United States Marine Corps - 4th Marine Division

Samuel Tom Holiday

Samuel Tom Holiday

Sam is a Navajo Code Talker having served in World War II with the Fourth Marine Division, 25th Regiment, H&S Company. He participated in the campaigns on the islands of Roi-Namur, Tinian, Saipan, and Iwo Jima.



I set up this page to honor my father who helped to win the war in the Pacific. His dedication to the Marine Corp and the oath he took in keeping the secret about the Navajo code was foremost. Misunderstood for most of his adult life, he struggled within himself to tell his story. Not only regarding what he experienced during the war, but also of the pain and suffering he endured after the war to this day from a bomb blast on Iwo Jima.

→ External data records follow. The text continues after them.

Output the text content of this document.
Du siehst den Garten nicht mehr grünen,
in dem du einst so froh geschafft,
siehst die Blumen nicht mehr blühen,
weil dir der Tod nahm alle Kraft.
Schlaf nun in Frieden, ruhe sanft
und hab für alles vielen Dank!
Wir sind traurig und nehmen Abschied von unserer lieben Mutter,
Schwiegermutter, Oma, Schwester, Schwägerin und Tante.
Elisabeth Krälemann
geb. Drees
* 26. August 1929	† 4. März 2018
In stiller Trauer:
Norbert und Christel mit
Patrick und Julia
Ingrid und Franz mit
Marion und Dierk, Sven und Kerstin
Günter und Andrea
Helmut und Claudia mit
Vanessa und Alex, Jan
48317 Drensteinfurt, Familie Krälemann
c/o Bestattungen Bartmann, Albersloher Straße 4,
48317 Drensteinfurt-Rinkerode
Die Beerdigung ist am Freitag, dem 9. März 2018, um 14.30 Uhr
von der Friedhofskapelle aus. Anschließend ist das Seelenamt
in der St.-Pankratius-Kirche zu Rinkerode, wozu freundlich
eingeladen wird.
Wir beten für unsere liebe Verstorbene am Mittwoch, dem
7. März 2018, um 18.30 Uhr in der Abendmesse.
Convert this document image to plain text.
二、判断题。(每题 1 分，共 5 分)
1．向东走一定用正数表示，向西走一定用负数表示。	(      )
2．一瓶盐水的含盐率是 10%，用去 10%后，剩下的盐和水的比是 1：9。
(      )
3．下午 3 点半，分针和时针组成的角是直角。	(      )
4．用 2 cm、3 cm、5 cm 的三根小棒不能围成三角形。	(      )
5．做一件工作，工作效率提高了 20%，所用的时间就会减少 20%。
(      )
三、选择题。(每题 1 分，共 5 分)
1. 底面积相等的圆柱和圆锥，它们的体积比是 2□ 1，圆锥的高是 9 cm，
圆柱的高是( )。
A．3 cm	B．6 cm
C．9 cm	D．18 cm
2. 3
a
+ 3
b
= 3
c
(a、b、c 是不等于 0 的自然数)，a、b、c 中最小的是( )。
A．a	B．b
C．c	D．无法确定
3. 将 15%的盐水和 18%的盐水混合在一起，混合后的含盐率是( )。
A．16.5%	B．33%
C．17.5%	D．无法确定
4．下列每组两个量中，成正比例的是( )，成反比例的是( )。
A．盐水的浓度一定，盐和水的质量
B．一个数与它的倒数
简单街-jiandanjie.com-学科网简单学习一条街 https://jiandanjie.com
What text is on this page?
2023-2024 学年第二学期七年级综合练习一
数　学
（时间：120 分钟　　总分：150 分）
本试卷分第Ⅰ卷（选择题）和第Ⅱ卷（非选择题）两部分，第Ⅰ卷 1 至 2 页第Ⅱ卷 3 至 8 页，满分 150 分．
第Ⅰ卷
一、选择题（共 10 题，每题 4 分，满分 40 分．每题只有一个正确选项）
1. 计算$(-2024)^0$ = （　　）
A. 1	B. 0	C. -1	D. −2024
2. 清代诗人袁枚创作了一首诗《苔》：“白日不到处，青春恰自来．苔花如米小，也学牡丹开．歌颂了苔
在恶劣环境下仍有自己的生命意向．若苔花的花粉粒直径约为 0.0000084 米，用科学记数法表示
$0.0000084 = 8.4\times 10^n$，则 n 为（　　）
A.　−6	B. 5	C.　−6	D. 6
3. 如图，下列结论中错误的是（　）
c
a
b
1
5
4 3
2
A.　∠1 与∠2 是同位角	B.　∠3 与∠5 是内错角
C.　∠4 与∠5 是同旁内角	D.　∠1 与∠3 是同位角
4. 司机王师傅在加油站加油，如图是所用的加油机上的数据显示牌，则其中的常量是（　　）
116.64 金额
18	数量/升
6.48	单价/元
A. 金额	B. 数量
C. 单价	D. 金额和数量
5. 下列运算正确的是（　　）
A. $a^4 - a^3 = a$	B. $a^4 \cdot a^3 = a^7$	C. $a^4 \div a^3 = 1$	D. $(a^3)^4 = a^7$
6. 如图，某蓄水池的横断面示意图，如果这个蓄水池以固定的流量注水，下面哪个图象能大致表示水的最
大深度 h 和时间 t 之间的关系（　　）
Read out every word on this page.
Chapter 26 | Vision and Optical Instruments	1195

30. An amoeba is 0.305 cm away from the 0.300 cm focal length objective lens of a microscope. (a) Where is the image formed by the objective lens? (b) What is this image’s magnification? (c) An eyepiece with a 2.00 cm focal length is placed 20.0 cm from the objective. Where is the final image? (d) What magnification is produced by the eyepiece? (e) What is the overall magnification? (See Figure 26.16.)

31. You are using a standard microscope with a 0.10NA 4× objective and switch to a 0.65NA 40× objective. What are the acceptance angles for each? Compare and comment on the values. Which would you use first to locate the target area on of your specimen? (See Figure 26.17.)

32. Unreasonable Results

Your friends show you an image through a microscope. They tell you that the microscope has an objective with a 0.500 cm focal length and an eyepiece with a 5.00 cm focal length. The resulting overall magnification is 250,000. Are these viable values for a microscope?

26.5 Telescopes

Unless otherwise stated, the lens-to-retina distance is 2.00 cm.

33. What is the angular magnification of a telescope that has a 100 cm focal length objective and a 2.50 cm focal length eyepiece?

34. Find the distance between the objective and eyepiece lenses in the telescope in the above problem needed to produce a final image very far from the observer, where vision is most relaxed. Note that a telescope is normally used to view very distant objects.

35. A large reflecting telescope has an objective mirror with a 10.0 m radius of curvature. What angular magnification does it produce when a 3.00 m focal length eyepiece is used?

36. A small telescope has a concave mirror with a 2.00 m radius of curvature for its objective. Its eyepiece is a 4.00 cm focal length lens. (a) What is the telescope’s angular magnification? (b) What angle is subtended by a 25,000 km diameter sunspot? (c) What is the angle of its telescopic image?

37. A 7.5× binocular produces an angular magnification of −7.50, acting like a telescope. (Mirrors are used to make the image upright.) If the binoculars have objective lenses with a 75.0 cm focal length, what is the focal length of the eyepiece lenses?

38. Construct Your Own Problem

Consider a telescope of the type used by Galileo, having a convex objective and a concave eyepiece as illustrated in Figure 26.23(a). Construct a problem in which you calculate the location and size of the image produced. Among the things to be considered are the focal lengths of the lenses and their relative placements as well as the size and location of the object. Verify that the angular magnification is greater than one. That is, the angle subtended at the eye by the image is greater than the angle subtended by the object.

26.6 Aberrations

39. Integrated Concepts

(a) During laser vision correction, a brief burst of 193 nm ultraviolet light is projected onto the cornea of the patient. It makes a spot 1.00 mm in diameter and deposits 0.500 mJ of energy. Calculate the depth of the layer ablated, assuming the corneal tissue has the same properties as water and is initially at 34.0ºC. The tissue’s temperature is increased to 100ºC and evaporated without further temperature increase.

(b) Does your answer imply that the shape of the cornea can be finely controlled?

My father is from the Tódich'ii nii Clan (Bitter Water) and born into the Bít ähníí Clan (His Leaves, also Leaf Clan, also Under his cover). His maternal grandparents are Tsin-nah-ji-nee (Tree With Black Streaks) and paternal grandparents are Tle-zi-tlani (Many Goats). His parents were Billy Holiday and Bessie Yellow. He was born in a hogan near Monument Valley, Utah. He now resides in Kayenta Arizona. The Native American Church (NAC) eased most of his suffering. He now practices the NAC way of healing.

It is the Dine tradition that when a warrior returns from war he is to go through a cleansing ceremony. Because of the promise he made to the US Government about keeping his role in the war a secret, it took him some time to have the ceremony done. In order for him to have the cleansing ceremony, he had to let go of the secret, which he never did until 1969. It was at that time that his friend Nick Stanley who served with my father invited him to attend a reunion for the Fourth Marine Division in Chicago, Illinois. Lee Cannon got the idea of honoring my father and Dan Akee (also of the 4th Marines and my father's partner through most of the war) for being Navajo Code Talkers. My father did not feel right about the idea of only Dan and him being honored. There were many others. Finally Mr. Cannon contacted other Navajo Code Talkers through the Navajo Times and invited them to the reunion.

My father did not even tell us, his children, about his role in the war. When Mr. Cannon visited us and after the top-secret status of the Code Talkers was lifted, my father's and the Code Talkers' story could now be told. How the Code Talkers transmitted hundreds of messages with 100% accuracy and without the code ever being deciphered. I am very proud and respectful of my father. I honor him as often as possible by telling people about him and the Navajo Code Talkers.